L’Autorité régionale de transport métropolitain (ARTM) lance un nouveau chantier d’études ciblant huit zones afin d’orienter le développement du transport collectif dans le Grand Montréal pour les prochaines décennies. Ces études, qui s’échelonneront jusqu’en 2029, visent à identifier les investissements les plus porteurs, alors que des projets majeurs comme le REM et le prolongement de la ligne bleue sont déjà en cours de réalisation.
Selon Benoit Gendron, directeur général de l’ARTM, la planification du transport collectif doit s’inscrire dans une démarche permanente. «Les projets qui façonnent le réseau de demain sont déjà en marche, mais notre travail ne s’arrête pas là. Pour répondre aux besoins des prochaines décennies, nous devons dès maintenant réfléchir aux étapes qui suivront», a-t-il déclaré.
Les zones d’étude couvriront des secteurs stratégiques répartis sur l’ensemble du territoire métropolitain:
- 2026: Chomedey – Saint-Laurent et Secteurs centraux de Montréal – zone Ouest
- 2027: Corridor laurentien et Les Moulins
- 2028: Corridor montérégien et Saint-Laurent – Ahuntsic – Montréal-Nord
- 2029: Marguerite-d’Youville et Roussillon
Laval et Saint-Laurent en priorité
La première étude à être réalisée portera sur la zone Chomedey – Saint-Laurent. Le territoire étudié englobe le sud de Laval, les deux branches de la ligne orange du métro, la portion centrale de la ligne Deux-Montagnes du REM et l’éventuelle antenne vers l’aéroport, ainsi qu’une portion des lignes de train vers Saint-Jérôme et Mascouche. Les résultats seront rendus publics à l’automne 2026.
Ce secteur est névralgique pour l’avenir du développement du transport. Non seulement d’importantes voies de transport traversent déjà la zone, mais le secteur est appelé à être complètement revu avec l’inauguration récente du REM.
Déjà, la Société de transport de Montréal (STM) a revu l’ensemble de sa désserte en autobus pour cette zone et les secteurs plus à l’ouest.
Par le passé, le maire de Saint-Laurent, Alan DeSousa, a réclamé le prolongement de la ligne orange vers la station Bois-Franc du REM. Ce prolongement permettrait de désengorger le REM lors de pannes importantes.

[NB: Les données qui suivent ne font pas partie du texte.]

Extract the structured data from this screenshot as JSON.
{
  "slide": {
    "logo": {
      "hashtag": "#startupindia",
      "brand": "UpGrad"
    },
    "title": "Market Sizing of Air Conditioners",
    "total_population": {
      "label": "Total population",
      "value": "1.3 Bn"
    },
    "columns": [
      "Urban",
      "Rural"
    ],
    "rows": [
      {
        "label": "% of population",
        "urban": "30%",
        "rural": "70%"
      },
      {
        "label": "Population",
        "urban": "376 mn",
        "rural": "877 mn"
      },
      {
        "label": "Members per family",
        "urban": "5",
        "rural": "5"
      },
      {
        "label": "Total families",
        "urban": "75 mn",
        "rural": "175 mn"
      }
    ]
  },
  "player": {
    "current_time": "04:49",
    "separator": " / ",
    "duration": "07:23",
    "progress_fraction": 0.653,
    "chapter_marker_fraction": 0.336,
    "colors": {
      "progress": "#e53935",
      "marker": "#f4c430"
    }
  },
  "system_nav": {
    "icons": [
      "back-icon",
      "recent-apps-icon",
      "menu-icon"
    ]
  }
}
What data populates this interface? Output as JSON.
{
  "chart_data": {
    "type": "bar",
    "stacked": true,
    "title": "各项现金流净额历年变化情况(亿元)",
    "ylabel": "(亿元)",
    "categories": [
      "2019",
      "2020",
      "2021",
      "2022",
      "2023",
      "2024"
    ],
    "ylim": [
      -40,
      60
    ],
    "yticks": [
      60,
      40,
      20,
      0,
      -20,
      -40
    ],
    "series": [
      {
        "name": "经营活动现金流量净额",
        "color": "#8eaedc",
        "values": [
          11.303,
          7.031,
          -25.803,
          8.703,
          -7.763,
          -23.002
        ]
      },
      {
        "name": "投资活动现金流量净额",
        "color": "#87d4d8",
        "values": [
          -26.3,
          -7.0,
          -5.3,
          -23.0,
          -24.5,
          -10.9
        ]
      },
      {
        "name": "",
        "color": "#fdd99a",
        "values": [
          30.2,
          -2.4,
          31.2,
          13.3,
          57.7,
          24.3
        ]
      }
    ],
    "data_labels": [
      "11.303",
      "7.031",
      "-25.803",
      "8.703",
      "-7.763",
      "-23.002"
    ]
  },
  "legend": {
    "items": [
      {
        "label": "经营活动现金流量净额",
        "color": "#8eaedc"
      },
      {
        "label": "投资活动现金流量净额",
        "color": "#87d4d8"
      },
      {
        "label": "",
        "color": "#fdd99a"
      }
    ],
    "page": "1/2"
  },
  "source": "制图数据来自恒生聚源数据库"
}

Le maire de Laval, Stéphane Boyer, voit plus grand. Il réclame depuis plusieurs années le raccordement des deux branches de la ligne orange en prolongeant la branche ouest. Ce projet coûterait entre 1,8 G$ et 6 G$, selon le scénario choisi.
La zone centrale, comprenant des portions des arrondissements de Ville-Marie, du Sud-Ouest, de Côte-des-Neiges, de Villeray, du Plateau et de Rosemont, sera également analysée en 2026. Ce secteur comprend notamment le Royalmount, inauguré en 2024, et l’ancien hippodrome.
À terme, l’ensemble de ces huit études permettra à l’ARTM de disposer d’un portrait complet des besoins de mobilité à l’échelle du Grand Montréal.
Moins d’argent pour du neuf
Les études de l’ARTM s’insèrent dans un contexte où l’argent pour les infrastructures neuves sera vraisemblablement plus rare au cours des prochaines années. Plus de 40% des infrastructures existantes, tant provinciales que municipales, sont désuètes.
Le gouvernement de la Coalition Avenir Québec a fait connaître son intention de se concentrer davantage sur les infrastructures existantes. Même son de cloche du côté du Parti québécois, favori dans les sondages pour former le prochain gouvernement. Son chef Paul St-Pierre Plamondon a d’ailleurs menacé de retirer le Québec du projet de train à grande vitesse pour se concentrer sur l’entretien, même si le Québec n’injecte aucuns fonds dans ce projet.
L’ARTM reconnaît que le financement du transport collectif demeure un défi important dans le contexte actuel. Néanmoins, l’organisation entend poursuivre ses travaux de planification afin d’être prête lorsque la situation financière sera plus favorable. «Nous devons poursuivre la planification, définir les priorités et nous assurer que les projets de demain répondront aux besoins réels des citoyens et des territoires», affirme Benoit Gendron.